Office Policies and Informed Consent
MY EDUCATION AND LICENSE
Jean earned an M.A. in Education from San Diego State (1991) and completed a 2-year post-graduate program in Marriage and Family Therapy from the Denver Family Institute (1998). She has been a licensed practicing mental health therapist for over 22 years. Jean is licensed as a Marriage and Family Therapist in the State of New Mexico, license number CMF 0101581 and in Colorado, license number MFT 0002497.

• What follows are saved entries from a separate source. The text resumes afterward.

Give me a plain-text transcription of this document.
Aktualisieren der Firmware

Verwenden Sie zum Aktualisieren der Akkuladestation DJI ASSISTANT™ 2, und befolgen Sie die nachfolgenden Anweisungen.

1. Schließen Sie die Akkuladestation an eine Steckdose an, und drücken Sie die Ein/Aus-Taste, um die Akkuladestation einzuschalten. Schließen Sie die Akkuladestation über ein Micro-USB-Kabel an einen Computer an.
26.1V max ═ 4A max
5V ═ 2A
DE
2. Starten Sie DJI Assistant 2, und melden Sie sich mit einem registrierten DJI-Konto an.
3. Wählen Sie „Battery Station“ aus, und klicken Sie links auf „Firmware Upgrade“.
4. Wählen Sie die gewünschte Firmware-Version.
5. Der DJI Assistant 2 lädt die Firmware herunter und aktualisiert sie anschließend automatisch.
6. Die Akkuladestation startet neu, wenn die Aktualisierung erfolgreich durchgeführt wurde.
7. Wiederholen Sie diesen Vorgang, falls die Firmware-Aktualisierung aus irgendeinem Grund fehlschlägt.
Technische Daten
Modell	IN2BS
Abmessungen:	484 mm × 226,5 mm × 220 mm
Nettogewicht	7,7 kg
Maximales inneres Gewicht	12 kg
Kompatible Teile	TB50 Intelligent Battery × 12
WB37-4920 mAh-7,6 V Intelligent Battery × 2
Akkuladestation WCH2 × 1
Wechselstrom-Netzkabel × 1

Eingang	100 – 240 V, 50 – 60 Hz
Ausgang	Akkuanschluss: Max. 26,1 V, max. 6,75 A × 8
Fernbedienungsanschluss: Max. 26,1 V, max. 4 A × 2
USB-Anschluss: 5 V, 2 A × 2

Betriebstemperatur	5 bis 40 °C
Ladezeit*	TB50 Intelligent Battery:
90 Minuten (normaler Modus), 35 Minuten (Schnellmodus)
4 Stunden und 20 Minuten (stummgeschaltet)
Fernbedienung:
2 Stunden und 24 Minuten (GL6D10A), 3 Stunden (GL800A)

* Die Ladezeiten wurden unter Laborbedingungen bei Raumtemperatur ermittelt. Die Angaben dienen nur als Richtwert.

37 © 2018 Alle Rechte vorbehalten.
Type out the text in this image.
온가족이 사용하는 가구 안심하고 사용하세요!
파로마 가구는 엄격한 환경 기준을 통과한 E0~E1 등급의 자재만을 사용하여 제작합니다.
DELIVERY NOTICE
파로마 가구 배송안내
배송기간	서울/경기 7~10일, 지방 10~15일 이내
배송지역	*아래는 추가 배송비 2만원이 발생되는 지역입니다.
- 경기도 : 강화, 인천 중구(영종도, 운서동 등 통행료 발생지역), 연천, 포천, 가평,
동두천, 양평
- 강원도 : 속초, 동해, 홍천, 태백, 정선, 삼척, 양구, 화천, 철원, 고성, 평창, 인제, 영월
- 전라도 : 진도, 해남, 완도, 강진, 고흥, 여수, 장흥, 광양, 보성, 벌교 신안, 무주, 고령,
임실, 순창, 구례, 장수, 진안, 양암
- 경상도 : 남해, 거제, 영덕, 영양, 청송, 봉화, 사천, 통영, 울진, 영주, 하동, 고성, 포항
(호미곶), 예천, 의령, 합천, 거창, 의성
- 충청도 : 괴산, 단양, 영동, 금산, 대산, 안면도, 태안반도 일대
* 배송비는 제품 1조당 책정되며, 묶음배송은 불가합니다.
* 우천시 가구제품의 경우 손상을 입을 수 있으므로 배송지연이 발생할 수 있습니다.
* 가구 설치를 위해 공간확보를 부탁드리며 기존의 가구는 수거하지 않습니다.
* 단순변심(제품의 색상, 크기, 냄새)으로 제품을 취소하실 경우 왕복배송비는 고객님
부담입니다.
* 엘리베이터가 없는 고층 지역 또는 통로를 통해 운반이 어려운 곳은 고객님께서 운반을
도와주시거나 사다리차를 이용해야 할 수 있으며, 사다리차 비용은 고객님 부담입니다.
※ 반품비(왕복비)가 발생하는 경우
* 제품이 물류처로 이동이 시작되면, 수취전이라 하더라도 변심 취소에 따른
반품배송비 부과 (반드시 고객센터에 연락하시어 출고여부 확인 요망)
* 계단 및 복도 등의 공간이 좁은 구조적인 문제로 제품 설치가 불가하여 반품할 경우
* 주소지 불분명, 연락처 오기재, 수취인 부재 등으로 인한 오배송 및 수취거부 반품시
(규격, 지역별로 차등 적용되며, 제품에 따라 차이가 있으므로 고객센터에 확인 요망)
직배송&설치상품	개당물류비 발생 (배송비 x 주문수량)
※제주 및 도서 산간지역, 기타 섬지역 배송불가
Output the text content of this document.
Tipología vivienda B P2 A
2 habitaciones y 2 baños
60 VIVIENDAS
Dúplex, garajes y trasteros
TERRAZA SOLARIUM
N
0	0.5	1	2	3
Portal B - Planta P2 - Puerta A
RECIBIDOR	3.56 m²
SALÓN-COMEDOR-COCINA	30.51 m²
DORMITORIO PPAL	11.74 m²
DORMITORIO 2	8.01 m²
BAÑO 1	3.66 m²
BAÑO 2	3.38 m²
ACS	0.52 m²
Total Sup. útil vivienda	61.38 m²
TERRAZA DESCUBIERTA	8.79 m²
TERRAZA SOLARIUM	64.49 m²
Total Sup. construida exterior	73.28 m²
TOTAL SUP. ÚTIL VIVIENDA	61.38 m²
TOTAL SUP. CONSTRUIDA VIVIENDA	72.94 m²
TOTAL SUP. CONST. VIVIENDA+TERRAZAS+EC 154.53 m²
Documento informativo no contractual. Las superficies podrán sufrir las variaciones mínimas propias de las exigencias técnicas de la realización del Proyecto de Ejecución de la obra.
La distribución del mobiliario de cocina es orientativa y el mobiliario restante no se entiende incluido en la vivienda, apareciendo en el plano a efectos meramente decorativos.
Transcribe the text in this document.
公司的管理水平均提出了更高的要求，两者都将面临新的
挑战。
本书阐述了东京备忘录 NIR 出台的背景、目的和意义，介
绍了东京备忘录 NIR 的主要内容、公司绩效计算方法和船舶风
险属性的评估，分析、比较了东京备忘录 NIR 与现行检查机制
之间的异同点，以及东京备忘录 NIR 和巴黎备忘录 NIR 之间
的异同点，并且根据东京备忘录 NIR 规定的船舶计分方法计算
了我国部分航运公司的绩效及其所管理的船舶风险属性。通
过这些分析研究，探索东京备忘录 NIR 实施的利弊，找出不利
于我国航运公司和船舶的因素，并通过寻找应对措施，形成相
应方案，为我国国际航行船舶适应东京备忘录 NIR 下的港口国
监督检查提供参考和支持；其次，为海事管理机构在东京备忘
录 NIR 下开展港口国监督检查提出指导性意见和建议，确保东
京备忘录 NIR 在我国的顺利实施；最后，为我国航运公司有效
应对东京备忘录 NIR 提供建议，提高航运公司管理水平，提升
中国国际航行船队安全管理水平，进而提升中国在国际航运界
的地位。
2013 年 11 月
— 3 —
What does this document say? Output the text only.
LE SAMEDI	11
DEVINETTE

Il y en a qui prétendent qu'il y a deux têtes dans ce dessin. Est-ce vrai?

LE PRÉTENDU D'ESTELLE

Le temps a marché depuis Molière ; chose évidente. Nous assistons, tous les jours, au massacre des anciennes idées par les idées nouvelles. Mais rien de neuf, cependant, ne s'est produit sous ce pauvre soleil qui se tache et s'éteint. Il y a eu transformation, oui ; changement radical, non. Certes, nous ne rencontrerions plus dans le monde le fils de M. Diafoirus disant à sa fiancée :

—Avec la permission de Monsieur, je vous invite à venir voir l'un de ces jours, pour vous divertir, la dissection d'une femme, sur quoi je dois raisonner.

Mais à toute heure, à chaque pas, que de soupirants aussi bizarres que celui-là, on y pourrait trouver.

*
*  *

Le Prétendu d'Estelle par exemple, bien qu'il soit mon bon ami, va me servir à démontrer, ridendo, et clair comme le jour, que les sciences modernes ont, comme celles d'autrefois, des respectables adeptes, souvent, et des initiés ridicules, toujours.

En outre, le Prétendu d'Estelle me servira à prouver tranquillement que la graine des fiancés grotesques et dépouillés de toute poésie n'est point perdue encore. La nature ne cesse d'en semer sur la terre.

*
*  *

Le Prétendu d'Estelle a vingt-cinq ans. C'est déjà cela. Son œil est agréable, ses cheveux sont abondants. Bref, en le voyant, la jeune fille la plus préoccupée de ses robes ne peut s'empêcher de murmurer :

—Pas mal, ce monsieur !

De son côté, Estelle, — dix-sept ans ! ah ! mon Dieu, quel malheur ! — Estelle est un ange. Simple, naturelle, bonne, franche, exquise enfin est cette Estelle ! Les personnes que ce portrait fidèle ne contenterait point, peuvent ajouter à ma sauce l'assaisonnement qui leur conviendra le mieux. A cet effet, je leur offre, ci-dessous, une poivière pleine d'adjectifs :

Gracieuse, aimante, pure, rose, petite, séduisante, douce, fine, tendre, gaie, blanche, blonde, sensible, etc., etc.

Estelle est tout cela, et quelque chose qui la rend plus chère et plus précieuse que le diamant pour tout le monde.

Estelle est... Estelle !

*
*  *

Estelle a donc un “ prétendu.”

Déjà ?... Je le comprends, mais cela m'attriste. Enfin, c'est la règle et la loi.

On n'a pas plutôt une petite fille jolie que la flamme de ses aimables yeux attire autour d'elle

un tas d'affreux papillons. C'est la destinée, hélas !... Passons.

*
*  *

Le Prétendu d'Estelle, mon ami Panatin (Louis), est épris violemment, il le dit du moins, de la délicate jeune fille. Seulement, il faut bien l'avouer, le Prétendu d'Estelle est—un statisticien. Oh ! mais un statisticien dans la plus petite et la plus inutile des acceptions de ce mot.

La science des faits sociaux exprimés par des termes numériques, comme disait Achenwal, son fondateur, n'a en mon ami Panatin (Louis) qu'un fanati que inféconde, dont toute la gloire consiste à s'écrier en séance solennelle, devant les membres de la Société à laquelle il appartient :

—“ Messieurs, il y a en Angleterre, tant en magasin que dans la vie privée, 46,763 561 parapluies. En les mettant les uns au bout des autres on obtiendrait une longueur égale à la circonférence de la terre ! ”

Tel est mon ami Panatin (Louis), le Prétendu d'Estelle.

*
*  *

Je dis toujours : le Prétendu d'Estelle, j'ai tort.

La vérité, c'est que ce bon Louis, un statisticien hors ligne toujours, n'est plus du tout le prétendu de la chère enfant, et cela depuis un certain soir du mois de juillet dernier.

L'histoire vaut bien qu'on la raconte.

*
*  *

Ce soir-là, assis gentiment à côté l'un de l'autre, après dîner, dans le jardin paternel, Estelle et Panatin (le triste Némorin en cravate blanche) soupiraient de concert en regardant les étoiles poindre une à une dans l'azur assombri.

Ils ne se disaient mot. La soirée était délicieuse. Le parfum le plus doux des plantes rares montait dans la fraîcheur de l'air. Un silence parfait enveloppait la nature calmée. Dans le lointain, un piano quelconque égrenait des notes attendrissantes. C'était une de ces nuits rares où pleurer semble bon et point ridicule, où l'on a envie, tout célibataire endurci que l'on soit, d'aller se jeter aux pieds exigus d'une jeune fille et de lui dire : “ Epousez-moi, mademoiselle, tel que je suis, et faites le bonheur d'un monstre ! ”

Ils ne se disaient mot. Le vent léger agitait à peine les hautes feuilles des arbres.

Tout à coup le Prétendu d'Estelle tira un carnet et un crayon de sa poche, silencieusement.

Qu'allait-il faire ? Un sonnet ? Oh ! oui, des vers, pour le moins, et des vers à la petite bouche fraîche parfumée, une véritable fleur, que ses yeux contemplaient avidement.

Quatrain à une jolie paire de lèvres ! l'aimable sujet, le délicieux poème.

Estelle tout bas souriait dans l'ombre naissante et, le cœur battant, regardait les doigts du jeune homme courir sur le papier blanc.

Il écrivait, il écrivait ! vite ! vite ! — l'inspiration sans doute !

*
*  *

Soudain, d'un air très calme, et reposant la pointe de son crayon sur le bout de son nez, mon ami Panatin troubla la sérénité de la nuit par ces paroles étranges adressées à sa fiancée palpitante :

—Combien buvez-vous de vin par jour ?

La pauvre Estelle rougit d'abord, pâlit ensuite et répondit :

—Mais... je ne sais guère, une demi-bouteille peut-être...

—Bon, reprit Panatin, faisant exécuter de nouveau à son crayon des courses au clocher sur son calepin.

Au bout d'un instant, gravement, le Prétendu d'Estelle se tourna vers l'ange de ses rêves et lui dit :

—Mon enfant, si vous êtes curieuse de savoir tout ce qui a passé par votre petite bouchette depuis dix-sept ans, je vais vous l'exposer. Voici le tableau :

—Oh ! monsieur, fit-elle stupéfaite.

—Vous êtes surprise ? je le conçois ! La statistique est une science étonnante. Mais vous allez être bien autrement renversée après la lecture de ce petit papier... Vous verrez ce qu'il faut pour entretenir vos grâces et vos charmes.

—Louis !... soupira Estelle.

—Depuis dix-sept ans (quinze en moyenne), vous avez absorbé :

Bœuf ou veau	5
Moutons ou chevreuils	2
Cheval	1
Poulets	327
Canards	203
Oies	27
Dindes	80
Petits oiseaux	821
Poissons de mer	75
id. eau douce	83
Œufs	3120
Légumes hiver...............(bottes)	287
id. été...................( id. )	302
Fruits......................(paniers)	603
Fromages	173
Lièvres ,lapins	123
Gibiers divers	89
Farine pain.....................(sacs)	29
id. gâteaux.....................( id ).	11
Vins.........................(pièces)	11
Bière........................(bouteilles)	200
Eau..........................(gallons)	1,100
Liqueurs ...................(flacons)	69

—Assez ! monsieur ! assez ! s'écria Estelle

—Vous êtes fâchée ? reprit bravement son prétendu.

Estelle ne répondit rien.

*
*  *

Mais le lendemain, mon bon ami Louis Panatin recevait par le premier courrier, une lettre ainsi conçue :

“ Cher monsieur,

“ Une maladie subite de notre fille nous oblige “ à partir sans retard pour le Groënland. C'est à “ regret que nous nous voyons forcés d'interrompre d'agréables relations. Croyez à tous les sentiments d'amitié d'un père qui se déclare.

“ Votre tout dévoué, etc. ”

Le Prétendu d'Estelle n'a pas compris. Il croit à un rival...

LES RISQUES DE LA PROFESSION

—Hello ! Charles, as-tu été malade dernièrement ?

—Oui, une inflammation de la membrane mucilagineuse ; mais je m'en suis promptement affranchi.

Charles received his M.A. in Behavioral Health/Family Therapy from the University of Houston/Clear Lake in 1991 and has been in practice and program development for Navajo Nation Department of Behavioral Health. Charles has experience with traditional healing and western psychotherapy. He has completed training in Eriksonian Hypnosis, EMDR, Somatic Experiencing (SE) and Organic Intelligence (OI) as well as other brain-based trauma modalities. He is licensed as a Marriage and Family Therapist in New Mexico #CMF0068702.
TELEPHONE AND EMERGENCY PROCEDURES
We make every effort to return phone calls on the day a message is received. If you leave a message on a weekend we will return your call the next business day. In the event of a life-threatening mental health emergency, please go to your local emergency room or dial 911. Jean and Charlie each handle their own scheduling and client communication. Here is how you
can reach us:
Jean: 505-716-7995 Charles: 832-630-3022.
If either of us is out of the office and unavailable, the other person will be available to receive phone calls to assist you.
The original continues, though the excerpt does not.